Questão de Personalidade

A história de Lily Elbe, a primeira pessoa a se submeter à uma cirurgia de transexualização é real. Nascida Einer Wegener, antes de se assumir como Lily, foi casada com Gerda Wegener. Ambos eram pintores/artistas pláticos e, ao contrário do que mostra o fime, não permaneceram juntos até o final. Porém, apesar da reconstituição de época (figurino, cenários, maquiagem, direção de arte) ser impecável, atuação de Eddie Redmayne é que deixa a desejar, resultando - a julgar pelas indicações aos prêmios - muito superestimada, uma vez que é cheia de maneirismos e afetação desnecessários. O excesso de gestos e olhares empregados pelo ator com o intuito de construir uma caracterização feminina resulta excessivamente caricata.

Assim, temos um protagonista que não consegue cativar, pois tanto ator quanto o roteiro e a direção preferiram fazer um retrato tristonho e depressivo de Lilly, que parece muito mais feliz quando é Einar. Desse modo, o filme acaba atirando no próprio pé, pois não nos convence de que a transformação pela qual o personagem passa tenha sido realmente algo que o realizou, que o fez mais feliz, uma vez que ele teria encontrado/assumido sua verdadeira identidade.

É oportuno esclarecer que travestis e transexuais não são a mesma coisa. Travestis não consideram ter nascido no corpo "errado" e não intentam a cirurgia de redesignação de sexo. Os transexuais, por seu turno, sim, pensam assim e tem essa ambição. E sendo a personagem de Eddie uma transexual, ela não era Einar e passou a ser Lili, mas sempre foi Lili escondida sob a falsa identidade de Einar. Desse modo, a cirurgia pela qual ela se submeteu nada mais era do que um processo que concertaria o que havia de errado em seu exterior e que estaria em desacordo com seu interior, pois nele, ela já era Lili, já era mulher. E a atuação de Eddie falha vergonhosamente nesse aspecto e não é fiel à verdadeira história de Lili Elbe, não captando sua essência.

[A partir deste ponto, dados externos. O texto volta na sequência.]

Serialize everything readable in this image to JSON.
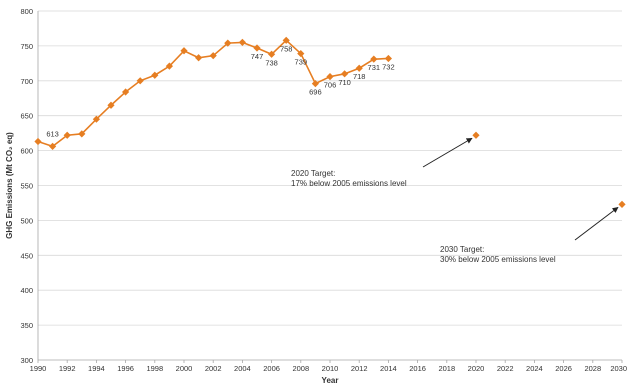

Uma das cenas mais elogiadas do filme, na qual Einar/Lily vai à uma casa de stripptease é a que melhor exemplifica as falhas do filme. Nela, o protagonista observa a stripper ao passo que tenta absorver e emular seus gestos, trejeitos e olhares, como se a feminilidade fosse algo que ele precisasse captar, aprender ou construir, de fora para dentro, e não algo que ele já trouxesse consigo e, aos poucos, tentava exprimir, de dentro para fora.


Digna de mérito, porém, é o trabalho da atriz Alicia Vikander, que - semelhante ao que fez Jim Broadbent em Iris (2001) e Jennifer Hudson em Dreamgirls (2006) - rouba para si um filme irregular e deverá levar, no Oscar, o prêmio como Melhor Coadjuvante. Até a presença de outros coadjuvantes mais secundários como Mathias Schoenaerts e Ben Wishaw são mais interessantes que o protagonista.



O filme foi duramente criticado, no entanto, por outras razões: a esoclha de um ator cisngênero para interpretar uma figura importantíssima dentro do movimento transgênro foi a principal delas, mas também o fato do roteiro não se basear numa bioagrafia confiável de Lily e omitir o fato de que Gerda provavelmente fosse bissexual e o que se casamento com Einer sempre tivesse sido de "fachada", ou seja: uma arranjo para ocultar e proteger a sexualidade de ambos. Até a real causa da morte de Lily é omitida: rejeição ao implante de útero, feito meses depois da cirurgia de construção genital.

No entanto, a coragem do jovem Redmayne em - na medida de suas limitações - entregar-se à sua personagem, expondo-se até mesmo numa cena de nudez, talvez lhe possibilite alguma redenção e seja a melhor explicação para sua presença em premiações como Oscar, ocupando uma vaga que estaria melhor nas mãos de, por exemplo, Samuel L. Jackson (por Os 8 Odiados), Johnny Depp (por Aliança do Crime) ou Will Smith (por Um Homem entre Gigantes).

A GAROTA DINAMARQUESA (The Danish Girl, 2015)
Direção: Tom Hopper
Elenco: Eddie Redmayne, Alicia Vikander, Amber Heard, Mathias Schoenaerts e Ben Wishaw
Indicado ao Oscar de Melhor Ator, Melhor Atriz Coadjuvante, Melhor Figurino, Melhor Direção de Arte.
Indicado ao Globo de Ouro de Melhor Filme, Melhor Ator e Melhor Atriz em Drama.
Vencedor do prêmio de Melhor Atriz Coadjuvante no SAG 2016.